Two of the biggest surprise cancellations this year are Fox’s Kelsey Grammer sitcom Back to You and NBC’s Michelle Ryan-led Bionic Woman. Both these series were heavily praised when they premiered but, less than a year after all the hype, they’ve been tossed into the TV bin.
Back To You wasn’t exactly the next big thing in comedy but I caught a few episodes and it seemed to be finding its feet. As for NBC’s remake of the Bionic Woman, that was advertised as the biggest hit of the year but merey resembled a poorly acted and poorly written bad sci-fi film.

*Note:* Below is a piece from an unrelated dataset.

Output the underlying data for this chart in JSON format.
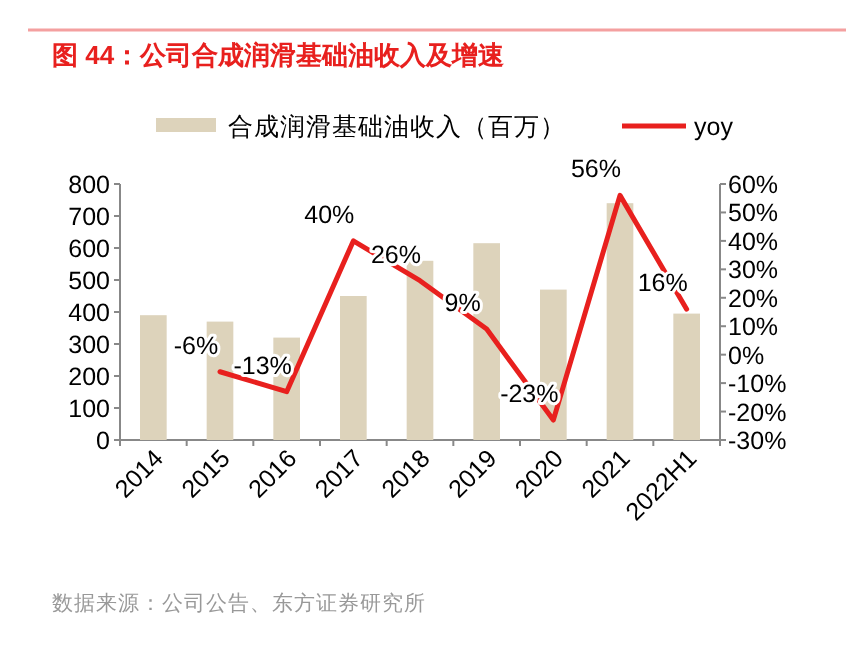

In the States, television seems to be more about finding the hits than showing something truly interesting such as Beyond Boundaries or Bare Facts. At least in the UK most things get a second series to see if they can find an audience. In the odd case – eg ITV’s The Palace or the godawful Echo Beach – the axe does deservedly to fall but I can predict that the majority of the raved-about series in the new US TV season will barely even be a memory come Christmas.
The new commissions include US versions of Life on Mars, The Worst Week of My life and even Spaced (although the fate of Spaced is hanging in the balance). NBC’s The Office has been the only truly successful remake of a UK sitcom in recent years so I don’t hold out much hope for NBC’s rehash of The Worst Week of My Life and, having seen the first trailer of Fox’s attempt at the jewel in BBC1’s crown Life on Mars, I don’t see that lasting too long either. Gene Hunt’s not supposed to be fat!
This has been such a thin week of television, I should give the CRUMBLETASTIC medal to me for being able to throw this week’s column together but I’m far too modest for that and Beyond Boundaries is deserving of it.
The BLACK PUDDING has to go to The F Word for not keeping my attention and taking up the next 12 weeks of Channel 4’s Tuesday primetime slot. I might love my Ramsay fix, but I’ll be avoiding this.